Convém examinar os sinais. O primeiro a advertir para uma possível formação de bolha foi um dos mais respeitados administradores de fundos de investimento no Brasil, o criador do Fundo Verde, Luis Stuhlberger. Mas ele mesmo reconheceu que, apesar de sua cisma, mantém em renda variável cerca de 20% do patrimônio dos fundos que administra. 
Quem concorda com ele argumenta que a Bolsa subiu muito no ano passado, nada menos que 31%, bem mais do que prometiam os resultados do PIB e os das empresas cujas ações são negociadas nesse mercado. Por isso, um ajuste parece mais provável. Contra essa observação, pode-se dizer que a demanda por ações aumentou. Existe 116% mais dinheiro de 169% mais brasileiros nesse mercado do que há 3 anos. Também é verdade que, descontada a inflação de um bom período, os preços das ações ainda parecem ter campo para aumentar.

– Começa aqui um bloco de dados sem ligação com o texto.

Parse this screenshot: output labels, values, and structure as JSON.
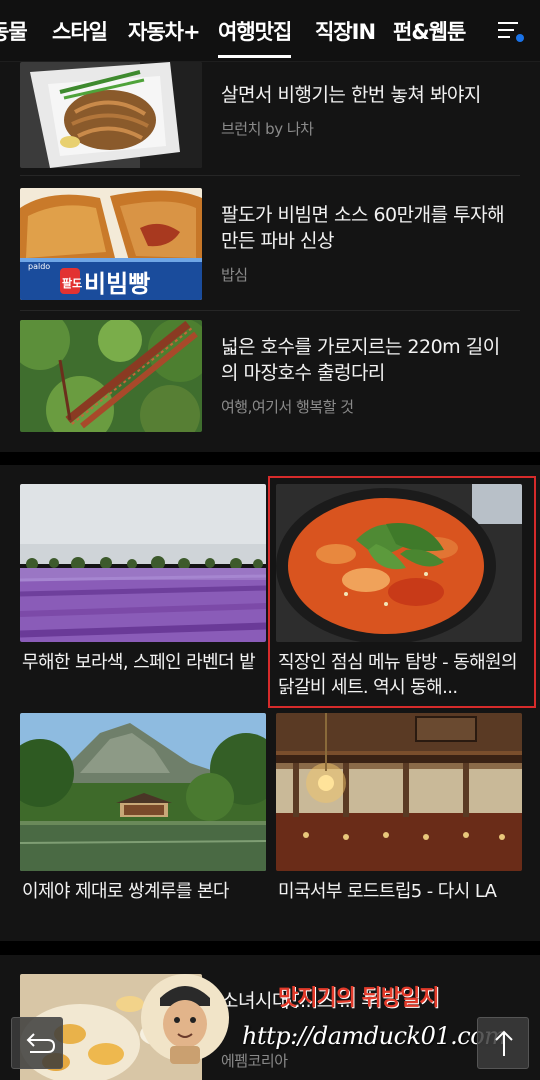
{
  "tabs": [
    {
      "label": "동물"
    },
    {
      "label": "스타일"
    },
    {
      "label": "자동차+"
    },
    {
      "label": "여행맛집"
    },
    {
      "label": "직장IN"
    },
    {
      "label": "펀&웹툰"
    }
  ],
  "active_tab": "여행맛집",
  "list_articles": [
    {
      "title": "살면서 비행기는 한번 놓쳐 봐야지",
      "source": "브런치 by 나차"
    },
    {
      "title": "팔도가 비빔면 소스 60만개를 투자해 만든 파바 신상",
      "source": "밥심",
      "thumb_text": "비빔빵",
      "thumb_badge": "팔도",
      "thumb_brand": "paldo"
    },
    {
      "title": "넓은 호수를 가로지르는 220m 길이의 마장호수 출렁다리",
      "source": "여행,여기서 행복할 것"
    }
  ],
  "grid_articles": [
    {
      "title": "무해한 보라색, 스페인 라벤더 밭"
    },
    {
      "title": "직장인 점심 메뉴 탐방 - 동해원의 닭갈비 세트. 역시 동해..."
    },
    {
      "title": "이제야 제대로 쌍계루를 본다"
    },
    {
      "title": "미국서부 로드트립5 - 다시 LA"
    }
  ],
  "bottom_article": {
    "title": "소녀시대 ... 스 ... 후",
    "source": "에펨코리아"
  },
  "watermark": {
    "name": "맛지기의 뒤방일지",
    "url": "http://damduck01.com"
  },
  "colors": {
    "highlight": "#d62b2b",
    "notification_dot": "#1a73e8"
  },
  "icons": {
    "menu": "menu-icon",
    "back": "back-arrow-icon",
    "top": "arrow-up-icon"
  }
}
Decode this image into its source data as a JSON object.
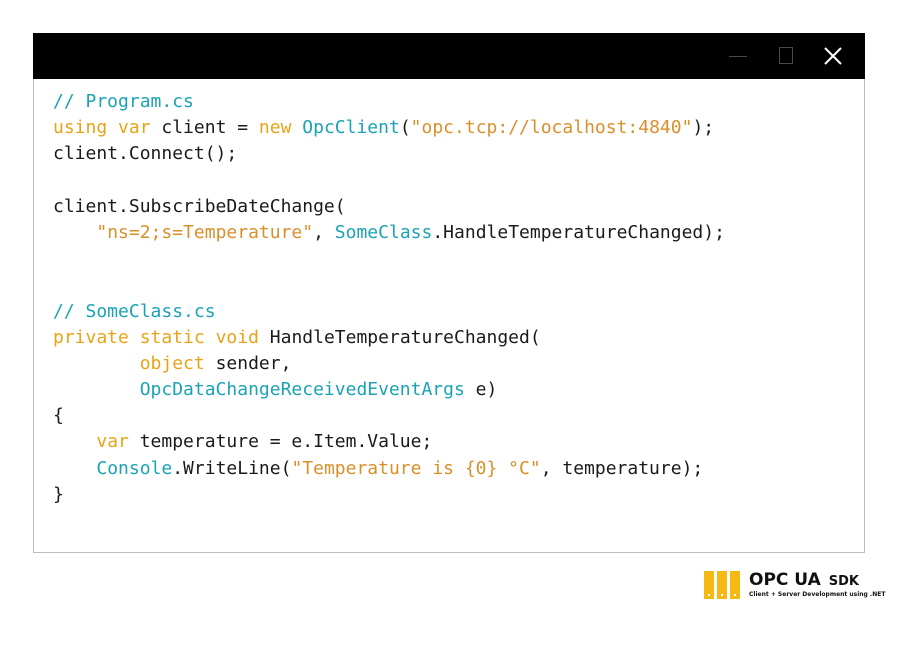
{
  "window": {
    "buttons": {
      "minimize": "minimize",
      "maximize": "maximize",
      "close": "close"
    }
  },
  "code": {
    "lines": [
      [
        {
          "t": "// Program.cs",
          "c": "comment"
        }
      ],
      [
        {
          "t": "using",
          "c": "kw"
        },
        {
          "t": " ",
          "c": "plain"
        },
        {
          "t": "var",
          "c": "kw"
        },
        {
          "t": " client = ",
          "c": "plain"
        },
        {
          "t": "new",
          "c": "kw"
        },
        {
          "t": " ",
          "c": "plain"
        },
        {
          "t": "OpcClient",
          "c": "type"
        },
        {
          "t": "(",
          "c": "plain"
        },
        {
          "t": "\"opc.tcp://localhost:4840\"",
          "c": "str"
        },
        {
          "t": ");",
          "c": "plain"
        }
      ],
      [
        {
          "t": "client.Connect();",
          "c": "plain"
        }
      ],
      [],
      [
        {
          "t": "client.SubscribeDateChange(",
          "c": "plain"
        }
      ],
      [
        {
          "t": "    ",
          "c": "plain"
        },
        {
          "t": "\"ns=2;s=Temperature\"",
          "c": "str"
        },
        {
          "t": ", ",
          "c": "plain"
        },
        {
          "t": "SomeClass",
          "c": "type"
        },
        {
          "t": ".HandleTemperatureChanged);",
          "c": "plain"
        }
      ],
      [],
      [],
      [
        {
          "t": "// SomeClass.cs",
          "c": "comment"
        }
      ],
      [
        {
          "t": "private",
          "c": "kw"
        },
        {
          "t": " ",
          "c": "plain"
        },
        {
          "t": "static",
          "c": "kw"
        },
        {
          "t": " ",
          "c": "plain"
        },
        {
          "t": "void",
          "c": "kw"
        },
        {
          "t": " HandleTemperatureChanged(",
          "c": "plain"
        }
      ],
      [
        {
          "t": "        ",
          "c": "plain"
        },
        {
          "t": "object",
          "c": "kw"
        },
        {
          "t": " sender,",
          "c": "plain"
        }
      ],
      [
        {
          "t": "        ",
          "c": "plain"
        },
        {
          "t": "OpcDataChangeReceivedEventArgs",
          "c": "type"
        },
        {
          "t": " e)",
          "c": "plain"
        }
      ],
      [
        {
          "t": "{",
          "c": "plain"
        }
      ],
      [
        {
          "t": "    ",
          "c": "plain"
        },
        {
          "t": "var",
          "c": "kw"
        },
        {
          "t": " temperature = e.Item.Value;",
          "c": "plain"
        }
      ],
      [
        {
          "t": "    ",
          "c": "plain"
        },
        {
          "t": "Console",
          "c": "type"
        },
        {
          "t": ".WriteLine(",
          "c": "plain"
        },
        {
          "t": "\"Temperature is {0} °C\"",
          "c": "str"
        },
        {
          "t": ", temperature);",
          "c": "plain"
        }
      ],
      [
        {
          "t": "}",
          "c": "plain"
        }
      ]
    ]
  },
  "logo": {
    "title": "OPC UA",
    "sdk": "SDK",
    "subtitle": "Client + Server Development using .NET",
    "bar_color": "#f5b914"
  },
  "colors": {
    "keyword": "#e8a317",
    "type": "#1ba3b5",
    "comment": "#1ba3b5",
    "string": "#d98f2a",
    "text": "#1a1a1a",
    "titlebar": "#000000"
  }
}
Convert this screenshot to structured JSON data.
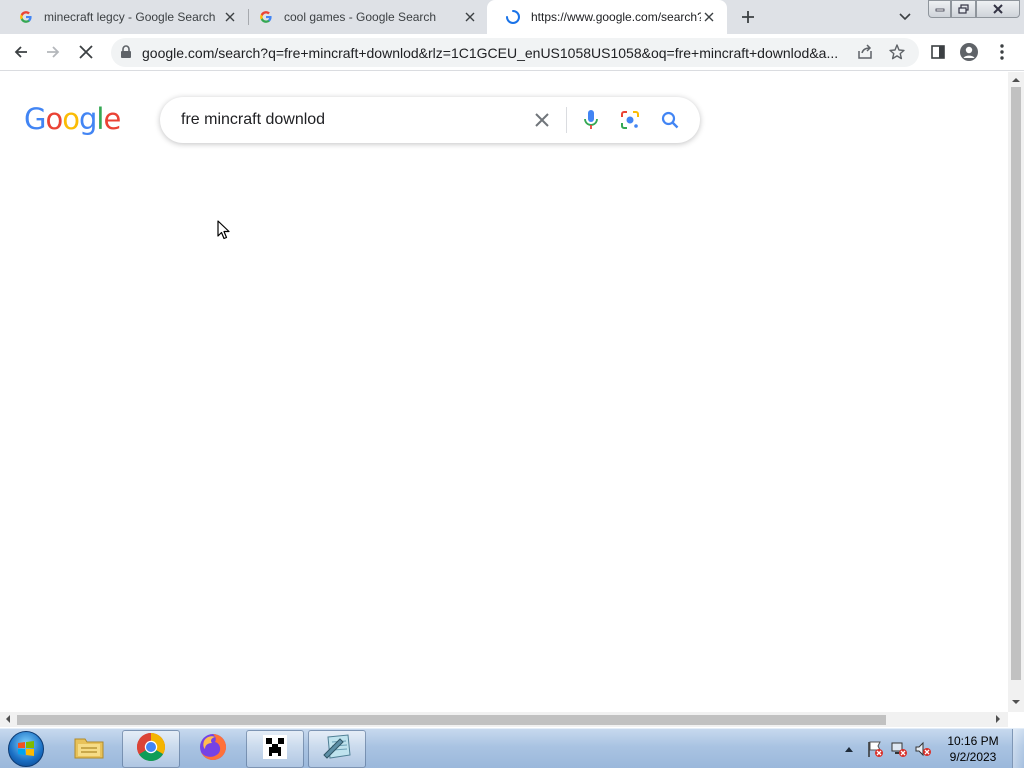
{
  "browser": {
    "tabs": [
      {
        "title": "minecraft legcy - Google Search",
        "favicon": "google-g-icon",
        "active": false
      },
      {
        "title": "cool games - Google Search",
        "favicon": "google-g-icon",
        "active": false
      },
      {
        "title": "https://www.google.com/search?",
        "favicon": "loading-spinner-icon",
        "active": true
      }
    ],
    "url": "google.com/search?q=fre+mincraft+downlod&rlz=1C1GCEU_enUS1058US1058&oq=fre+mincraft+downlod&a...",
    "accent_color": "#1a73e8"
  },
  "page": {
    "logo_text": "Google",
    "logo_letters": [
      {
        "ch": "G",
        "color": "#4285f4"
      },
      {
        "ch": "o",
        "color": "#ea4335"
      },
      {
        "ch": "o",
        "color": "#fbbc05"
      },
      {
        "ch": "g",
        "color": "#4285f4"
      },
      {
        "ch": "l",
        "color": "#34a853"
      },
      {
        "ch": "e",
        "color": "#ea4335"
      }
    ],
    "search_query": "fre mincraft downlod"
  },
  "taskbar": {
    "apps": [
      "windows-explorer-icon",
      "chrome-icon",
      "firefox-icon",
      "minecraft-icon",
      "notepad-icon"
    ],
    "clock_time": "10:16 PM",
    "clock_date": "9/2/2023"
  }
}
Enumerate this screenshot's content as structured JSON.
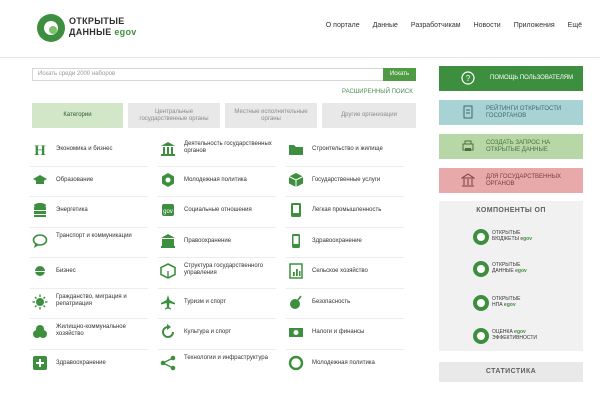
{
  "header": {
    "logo": {
      "line1": "ОТКРЫТЫЕ",
      "line2": "ДАННЫЕ",
      "gov": "gov"
    },
    "nav": [
      "О портале",
      "Данные",
      "Разработчикам",
      "Новости",
      "Приложения",
      "Ещё"
    ]
  },
  "search": {
    "placeholder": "Искать среди 2000 наборов",
    "button": "Искать",
    "advanced": "РАСШИРЕННЫЙ ПОИСК"
  },
  "tabs": [
    "Категории",
    "Центральные государственные органы",
    "Местные исполнительные органы",
    "Другие организации"
  ],
  "categories": [
    [
      "Экономика и бизнес",
      "Деятельность государственных органов",
      "Строительство и жилище"
    ],
    [
      "Образование",
      "Молодежная политика",
      "Государственные услуги"
    ],
    [
      "Энергетика",
      "Социальные отношения",
      "Легкая промышленность"
    ],
    [
      "Транспорт и коммуникации",
      "Правоохранение",
      "Здравоохранение"
    ],
    [
      "Бизнес",
      "Структура государственного управления",
      "Сельское хозяйство"
    ],
    [
      "Гражданство, миграция и репатриация",
      "Туризм и спорт",
      "Безопасность"
    ],
    [
      "Жилищно-коммунальное хозяйство",
      "Культура и спорт",
      "Налоги и финансы"
    ],
    [
      "Здравоохранение",
      "Технологии и инфраструктура",
      "Молодежная политика"
    ]
  ],
  "sidebar": {
    "help": "ПОМОЩЬ ПОЛЬЗОВАТЕЛЯМ",
    "blue": "РЕЙТИНГИ ОТКРЫТОСТИ ГОСОРГАНОВ",
    "green": "СОЗДАТЬ ЗАПРОС НА ОТКРЫТЫЕ ДАННЫЕ",
    "pink": "ДЛЯ ГОСУДАРСТВЕННЫХ ОРГАНОВ",
    "components_title": "КОМПОНЕНТЫ ОП",
    "components": [
      {
        "l1": "ОТКРЫТЫЕ",
        "l2": "БЮДЖЕТЫ",
        "gov": "gov"
      },
      {
        "l1": "ОТКРЫТЫЕ",
        "l2": "ДАННЫЕ",
        "gov": "gov"
      },
      {
        "l1": "ОТКРЫТЫЕ",
        "l2": "НПА",
        "gov": "gov"
      },
      {
        "l1": "ОЦЕНКА",
        "l2": "ЭФФЕКТИВНОСТИ",
        "gov": "gov"
      }
    ],
    "stats_title": "СТАТИСТИКА"
  },
  "colors": {
    "accent": "#3d8f3f",
    "light_accent": "#d1e7c8"
  }
}
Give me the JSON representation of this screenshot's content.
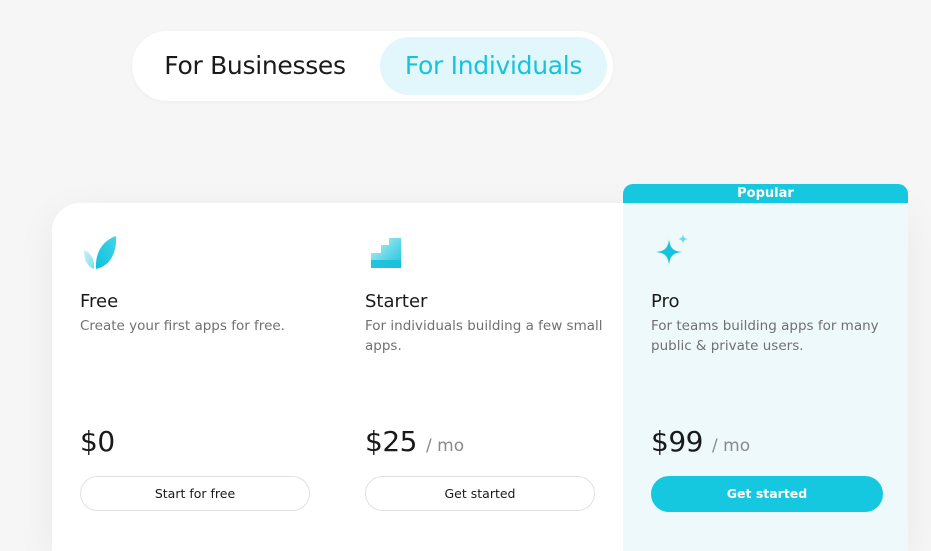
{
  "audience_toggle": {
    "options": [
      "For Businesses",
      "For Individuals"
    ],
    "selected": "For Individuals"
  },
  "colors": {
    "accent": "#15c8e0",
    "accent_light": "#e2f7fb",
    "pro_background": "#eef9fc"
  },
  "plans": [
    {
      "icon": "leaf-icon",
      "name": "Free",
      "description": "Create your first apps for free.",
      "price": "$0",
      "period": "",
      "cta": "Start for free"
    },
    {
      "icon": "stairs-icon",
      "name": "Starter",
      "description": "For individuals building a few small apps.",
      "price": "$25",
      "period": "/ mo",
      "cta": "Get started"
    },
    {
      "icon": "sparkle-icon",
      "name": "Pro",
      "badge": "Popular",
      "description": "For teams building apps for many public & private users.",
      "price": "$99",
      "period": "/ mo",
      "cta": "Get started"
    }
  ]
}
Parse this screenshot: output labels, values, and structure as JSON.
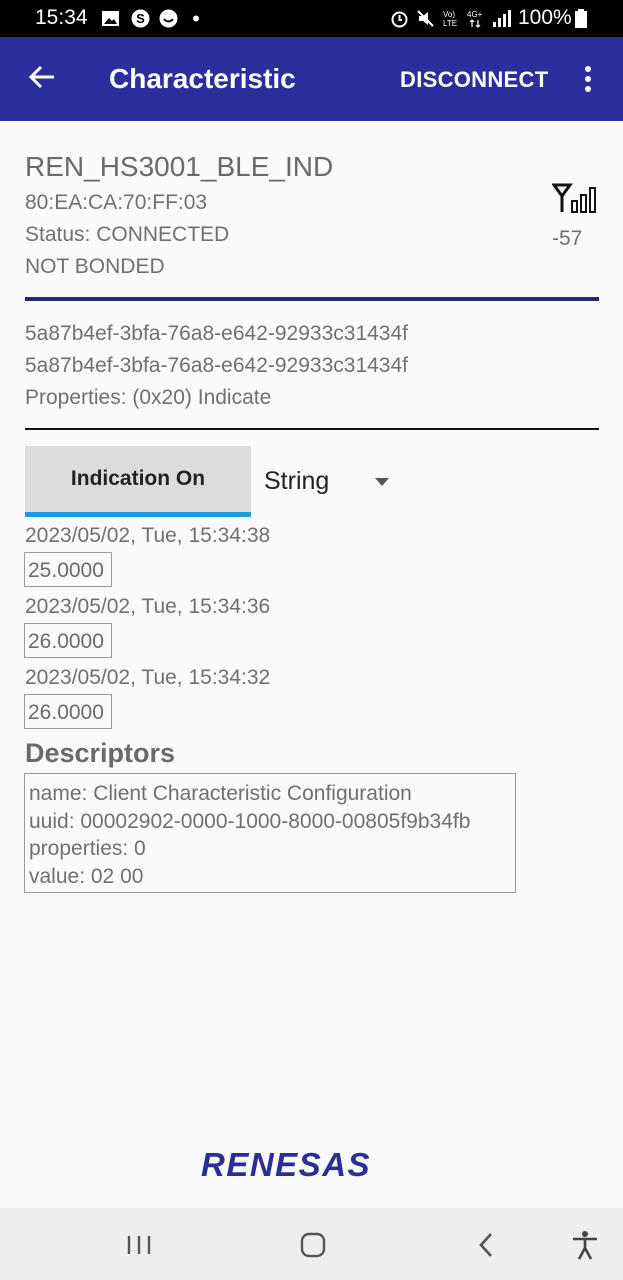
{
  "status_bar": {
    "time": "15:34",
    "battery": "100%",
    "icons_left": [
      "gallery-icon",
      "s-icon",
      "smile-icon",
      "dot-icon"
    ],
    "icons_right": [
      "alarm-icon",
      "mute-icon",
      "volte-icon",
      "4g-icon",
      "signal-icon",
      "battery-icon"
    ]
  },
  "app_bar": {
    "title": "Characteristic",
    "action": "DISCONNECT",
    "colors": {
      "bar": "#2a2f9d"
    }
  },
  "device": {
    "name": "REN_HS3001_BLE_IND",
    "address": "80:EA:CA:70:FF:03",
    "status": "Status:  CONNECTED",
    "bond": "NOT BONDED",
    "rssi": "-57"
  },
  "characteristic": {
    "service_uuid": "5a87b4ef-3bfa-76a8-e642-92933c31434f",
    "char_uuid": "5a87b4ef-3bfa-76a8-e642-92933c31434f",
    "properties": "Properties: (0x20) Indicate"
  },
  "controls": {
    "indication_button": "Indication On",
    "format_selected": "String"
  },
  "readings": [
    {
      "timestamp": "2023/05/02, Tue, 15:34:38",
      "value": "25.0000"
    },
    {
      "timestamp": "2023/05/02, Tue, 15:34:36",
      "value": "26.0000"
    },
    {
      "timestamp": "2023/05/02, Tue, 15:34:32",
      "value": "26.0000"
    }
  ],
  "descriptors": {
    "title": "Descriptors",
    "lines": [
      "name: Client Characteristic Configuration",
      "uuid: 00002902-0000-1000-8000-00805f9b34fb",
      "properties: 0",
      "value: 02 00"
    ]
  },
  "footer": {
    "logo_text": "RENESAS"
  }
}
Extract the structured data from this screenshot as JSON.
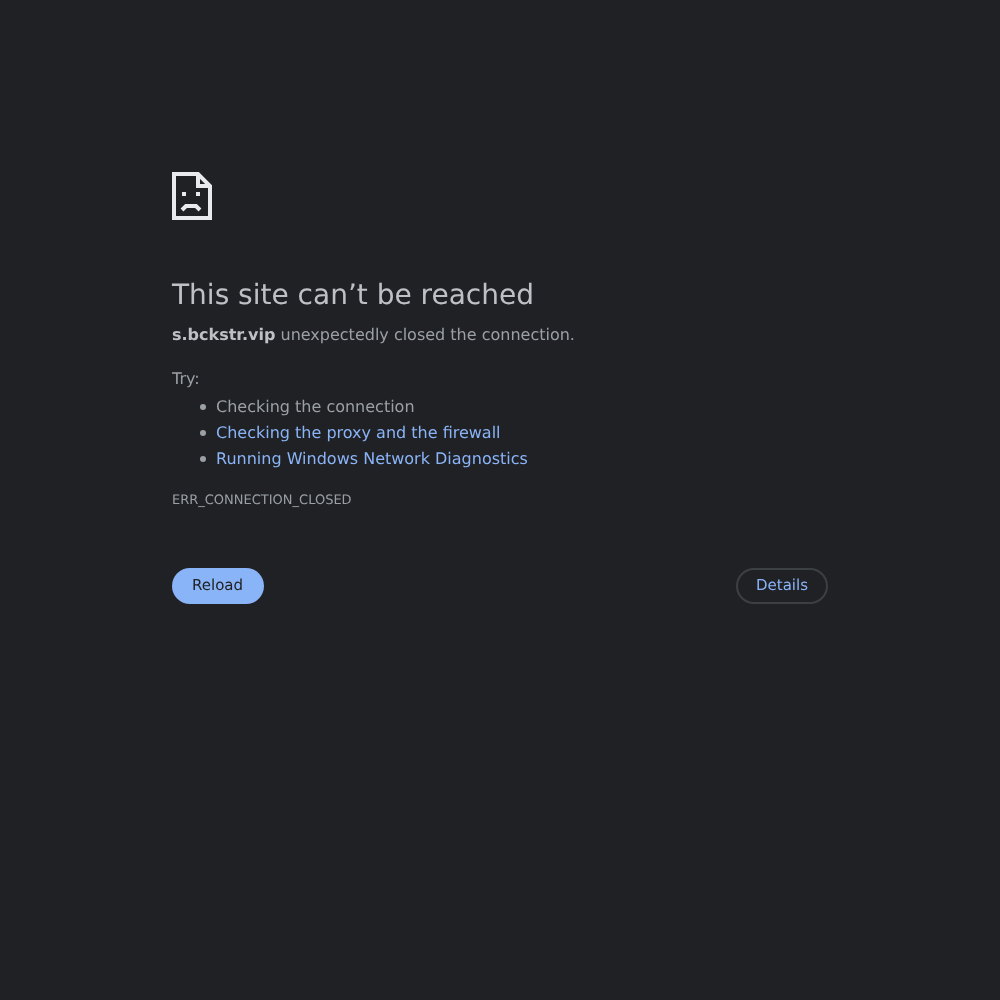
{
  "title": "This site can’t be reached",
  "message": "**s.bckstr.vip** unexpectedly closed the connection.",
  "try_label": "Try:",
  "suggestions": [
    {
      "kind": "text",
      "label": "Checking the connection"
    },
    {
      "kind": "link",
      "label": "Checking the proxy and the firewall"
    },
    {
      "kind": "link",
      "label": "Running Windows Network Diagnostics"
    }
  ],
  "error_code": "ERR_CONNECTION_CLOSED",
  "buttons": [
    {
      "kind": "primary",
      "label": "Reload"
    },
    {
      "kind": "secondary",
      "label": "Details"
    }
  ]
}
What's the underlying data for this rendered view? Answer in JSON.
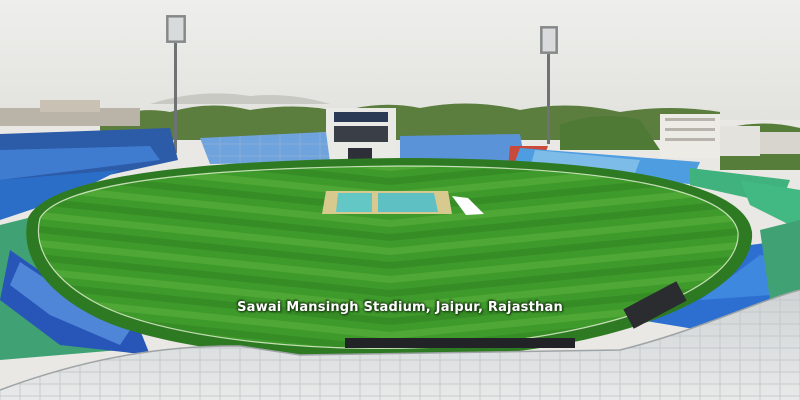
{
  "caption": "Sawai Mansingh Stadium, Jaipur, Rajasthan",
  "colors": {
    "sky": "#e9e8e4",
    "field_green": "#3f9a2c",
    "field_stripe_light": "#5cb43f",
    "field_stripe_dark": "#2f8420",
    "pitch_cover": "#5fc3c4",
    "pitch_soil": "#d8c98f",
    "stand_blue": "#3f82d6",
    "stand_deep_blue": "#1f4fa6",
    "stand_green": "#3fb27e",
    "roof": "#d9dbdc",
    "tree_green": "#4e7a36"
  },
  "scene_elements": [
    "sky",
    "floodlight-tower",
    "stadium-stands",
    "cricket-outfield",
    "pitch-cover",
    "canopy-roof",
    "trees",
    "buildings"
  ]
}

O chefe de pesquisa de ações do Banco BTG Pactual, Carlos Sequeira, por exemplo, aponta para o P/L. É a relação entre o preço das ações e o lucro anual por elas proporcionado, que indica em quantos anos uma ação se paga independentemente das oscilações dos preços no mercado. Pois o P/L médio só está um pouco mais alto do que o observado na série histórica de 10 anos: são 14,4 ante 12,6. Para ele, as ações só começariam a ficar caras demais depois que a Bolsa atingisse 134 mil pontos. Nesta quarta-feira, fechou a 116 mil pontos.
O estrategista do Itaú BBA Lucas Tambellini chega a conclusão semelhante depois de juntar vários fatores positivos: “Os juros caíram a níveis históricos, as empresas estão renegociando suas dívidas e gerando mais lucros, há mais pessoas em busca de renda variável, a agenda das reformas vem acontecendo, especialmente na área fiscal”. Para Tambellini, até os 132 mil pontos não há muito a temer por um estouro da Bolsa brasileira.

Nesse campo, não há chão 100% firme. Bolha especulativa é o tipo da coisa que só passa a certeza de que existe quando acontece o estouro. Mas, aí, já não existe mais.